Утром пришел Виктор Сулин, друзья обнялись и отправились на прогулку по Петербургу. Город был прежним – болотистым, дождливым и чужим. Богатых усадьб с медными шалашами крыш прибавилось. В Невском монастыре сиял шлем новопостроенного Троицкого собора. По Воскресенскому мосту проезжали из Литейной части редкие экипажи на Выборгскую сторону, где высвечивались на сером небе кресты церквей Честных древ Всемилостивейшего Спаса и Святого Нилы Столбенского.
Возле кондитерской «Болонья» адмирал велел кучеру остановиться и предложил Виктору зайти внутрь.
– Адмирал теперь заезжает к нам раз в пять лет, – развел руками Руджеро. – Сильвана! Лучшего вина!
Дубовый стол у окна был занят двумя господами в низко надвинутых шляпах. В одном Рибас узнал аккуратного человечка – Джачинто Верри, который в свое время пытался продать ему бумаги несчастного фехтовальщика Скрепи. Второй… что-то неуловимо знакомое почудилось адмиралу в облике второго господина, прежде чем тот отвернулся к окну.
Гостей усадили у противоположного окна. «Черт побери, – подумал Рибас, – могут быть неприятности» Сильвана принесла кувшин фалернского, которое пенилось в бокалах и было достойно тоста за молодость в Ливорно. Ударившись в воспоминания, Руджеро тараторил о русских моряках – щедрых клиентах «Тосканского лавра», а Сильвана во все глаза смотрела на адмирала, будто он был минутным явлением из ее тайных грез. Наконец спутник Джачинто Верри повернулся и Рибас узнал его. Бог мой! Постаревшее плохо выбритое лицо, неопрятная" косичка из-под шляпы, серый плащ-епанча простолюдина, никаких бриллиантов в ушах бывшего модника – неужели это Ризелли? Не медля ни секунды, Рибас поднялся из-за стола, обогнул прилавок и подошел к нему.
– Похоже, что вы целую вечность здесь ждете меня, – сказал он Ризелли, игнорируя вставшего навстречу Верри.
– Кажется, мы знакомы, – сказал Верри, а Ризелли подал ему неприметный знак и хриплым тихим голосом сказал:
– Оставьте нас.
Верри отошел к прилавку и заговорил с Сильваной, которая с тревогой наблюдала, как адмирал садится напротив Ризелли.
– В мои планы не входила личная встреча с вами, – произнес Диего и оценивающе взглянул на улыбающегося адмирала, на его кафтан с орденом Владимира и георгиевскими крестами и продолжал: – Вы сумели удачно распорядиться своей жизнью в России.
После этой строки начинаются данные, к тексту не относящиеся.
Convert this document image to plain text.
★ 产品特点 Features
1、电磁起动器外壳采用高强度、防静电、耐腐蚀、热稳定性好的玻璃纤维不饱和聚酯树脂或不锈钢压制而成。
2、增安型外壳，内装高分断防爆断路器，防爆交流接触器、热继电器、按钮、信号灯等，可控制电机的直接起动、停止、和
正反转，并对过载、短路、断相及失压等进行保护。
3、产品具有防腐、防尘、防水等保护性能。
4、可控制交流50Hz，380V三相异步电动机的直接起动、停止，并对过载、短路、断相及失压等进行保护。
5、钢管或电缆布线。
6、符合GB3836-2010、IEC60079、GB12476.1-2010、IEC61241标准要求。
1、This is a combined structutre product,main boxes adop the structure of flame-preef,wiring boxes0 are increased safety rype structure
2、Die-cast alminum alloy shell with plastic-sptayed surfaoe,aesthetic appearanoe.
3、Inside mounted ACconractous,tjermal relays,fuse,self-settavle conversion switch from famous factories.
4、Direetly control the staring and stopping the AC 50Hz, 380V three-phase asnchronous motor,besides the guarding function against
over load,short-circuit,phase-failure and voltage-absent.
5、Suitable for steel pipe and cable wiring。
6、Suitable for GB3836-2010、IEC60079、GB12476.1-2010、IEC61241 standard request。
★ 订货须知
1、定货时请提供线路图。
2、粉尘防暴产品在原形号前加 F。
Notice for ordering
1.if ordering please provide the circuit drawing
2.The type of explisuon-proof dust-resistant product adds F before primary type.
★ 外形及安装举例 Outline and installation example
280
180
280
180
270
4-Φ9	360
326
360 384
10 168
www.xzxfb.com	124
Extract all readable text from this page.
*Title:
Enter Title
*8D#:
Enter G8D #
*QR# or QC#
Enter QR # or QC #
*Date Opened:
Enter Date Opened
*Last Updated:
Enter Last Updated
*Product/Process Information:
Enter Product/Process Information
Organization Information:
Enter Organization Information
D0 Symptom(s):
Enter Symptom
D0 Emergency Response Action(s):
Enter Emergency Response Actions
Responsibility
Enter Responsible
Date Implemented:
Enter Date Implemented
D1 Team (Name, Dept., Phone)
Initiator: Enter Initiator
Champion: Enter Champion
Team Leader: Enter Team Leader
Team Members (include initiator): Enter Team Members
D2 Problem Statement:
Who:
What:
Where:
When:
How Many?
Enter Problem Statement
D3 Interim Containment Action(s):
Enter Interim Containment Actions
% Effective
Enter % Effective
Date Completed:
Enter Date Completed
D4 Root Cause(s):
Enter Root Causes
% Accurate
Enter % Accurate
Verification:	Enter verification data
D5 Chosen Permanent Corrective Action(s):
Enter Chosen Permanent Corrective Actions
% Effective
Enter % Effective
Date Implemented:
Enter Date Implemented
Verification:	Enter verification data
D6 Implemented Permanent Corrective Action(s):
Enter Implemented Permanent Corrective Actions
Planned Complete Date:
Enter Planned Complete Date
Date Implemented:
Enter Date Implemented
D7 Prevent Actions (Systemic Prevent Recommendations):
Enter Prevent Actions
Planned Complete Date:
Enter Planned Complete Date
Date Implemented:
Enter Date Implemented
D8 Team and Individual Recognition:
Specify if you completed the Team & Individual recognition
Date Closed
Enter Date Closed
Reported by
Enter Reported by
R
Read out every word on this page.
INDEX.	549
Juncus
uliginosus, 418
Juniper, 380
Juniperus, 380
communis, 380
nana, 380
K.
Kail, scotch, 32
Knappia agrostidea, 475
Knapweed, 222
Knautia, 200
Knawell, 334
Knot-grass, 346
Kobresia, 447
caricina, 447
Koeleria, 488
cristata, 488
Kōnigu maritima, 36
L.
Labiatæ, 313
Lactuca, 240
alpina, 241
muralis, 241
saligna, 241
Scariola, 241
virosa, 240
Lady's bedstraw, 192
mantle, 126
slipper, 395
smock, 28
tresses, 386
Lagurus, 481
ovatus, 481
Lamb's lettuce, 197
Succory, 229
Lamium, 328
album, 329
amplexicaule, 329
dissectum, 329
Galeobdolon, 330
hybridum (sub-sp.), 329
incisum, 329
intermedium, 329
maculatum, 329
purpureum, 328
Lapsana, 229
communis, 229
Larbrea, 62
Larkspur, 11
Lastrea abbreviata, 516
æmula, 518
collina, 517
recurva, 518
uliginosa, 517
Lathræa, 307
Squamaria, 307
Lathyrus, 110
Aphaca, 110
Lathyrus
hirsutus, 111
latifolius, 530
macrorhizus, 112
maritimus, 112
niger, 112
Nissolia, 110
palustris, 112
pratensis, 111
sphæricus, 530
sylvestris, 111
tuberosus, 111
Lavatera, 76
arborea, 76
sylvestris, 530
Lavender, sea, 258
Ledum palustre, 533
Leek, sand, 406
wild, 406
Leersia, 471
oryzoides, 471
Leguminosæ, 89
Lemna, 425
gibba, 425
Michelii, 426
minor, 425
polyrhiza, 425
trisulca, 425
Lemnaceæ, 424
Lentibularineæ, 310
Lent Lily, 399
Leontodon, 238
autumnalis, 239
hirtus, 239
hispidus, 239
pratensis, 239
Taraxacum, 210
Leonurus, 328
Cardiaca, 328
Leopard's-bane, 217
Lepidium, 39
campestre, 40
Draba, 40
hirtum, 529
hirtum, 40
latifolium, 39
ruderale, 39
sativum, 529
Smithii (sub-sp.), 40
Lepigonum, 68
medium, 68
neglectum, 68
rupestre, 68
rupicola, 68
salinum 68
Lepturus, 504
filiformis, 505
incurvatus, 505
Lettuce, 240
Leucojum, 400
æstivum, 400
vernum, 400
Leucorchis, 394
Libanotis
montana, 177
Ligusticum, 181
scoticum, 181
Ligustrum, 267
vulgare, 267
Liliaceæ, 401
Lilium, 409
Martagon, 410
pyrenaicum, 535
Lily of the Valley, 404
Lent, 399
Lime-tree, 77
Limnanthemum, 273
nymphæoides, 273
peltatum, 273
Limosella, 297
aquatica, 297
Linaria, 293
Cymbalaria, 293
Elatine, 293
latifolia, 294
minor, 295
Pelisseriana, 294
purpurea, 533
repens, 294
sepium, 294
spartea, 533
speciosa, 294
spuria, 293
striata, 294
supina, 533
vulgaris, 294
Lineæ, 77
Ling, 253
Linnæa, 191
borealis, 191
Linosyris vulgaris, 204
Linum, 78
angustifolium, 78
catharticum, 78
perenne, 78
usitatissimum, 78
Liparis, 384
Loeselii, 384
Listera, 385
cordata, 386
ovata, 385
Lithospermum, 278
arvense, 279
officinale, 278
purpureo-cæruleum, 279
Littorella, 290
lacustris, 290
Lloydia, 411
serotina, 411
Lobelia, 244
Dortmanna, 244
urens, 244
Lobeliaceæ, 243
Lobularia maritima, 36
Но сохранением ее вы обязаны мне.
– Что ж, мне остается благодарить вас?
– Не вижу в этом ничего зазорного.
Рибас нарочито смиренно склонил голову и сказал:
– Благодарю вас, что позволили мне жениться по любви. Благодарю за то, что не оставляли меня своим вниманием. Благодарю за неудачное покушение на меня. Благодарю за карьеру моих братьев. За смерть Эммануила благодарю.
– Все в руках божьих, – Ризелли был серьезен, а Рибас все-таки не верил, что господин с усталым изможденным лицом и затравленным взглядом – Ризелли.
– Вот моя догадка о ваших обстоятельствах, – вслух раздумывал адмирал. – Масоны изгнаны из Неаполя, и вы волею обстоятельств оказались в Петербурге, где масонов сажают в крепость.
– Я путешествую, – ответил Ризелли и всмотрелся в лицо визави. – Вы не изменились, только черты лица стали грубее.
– Россия – отнюдь не благословенный Неаполь.
«Странно, но я не испытываю к нему вражды, – подумал Рибас. – Он жалок. Судьба, наконец, сбила с него спесь… Но может быть, это всего лишь блеф?»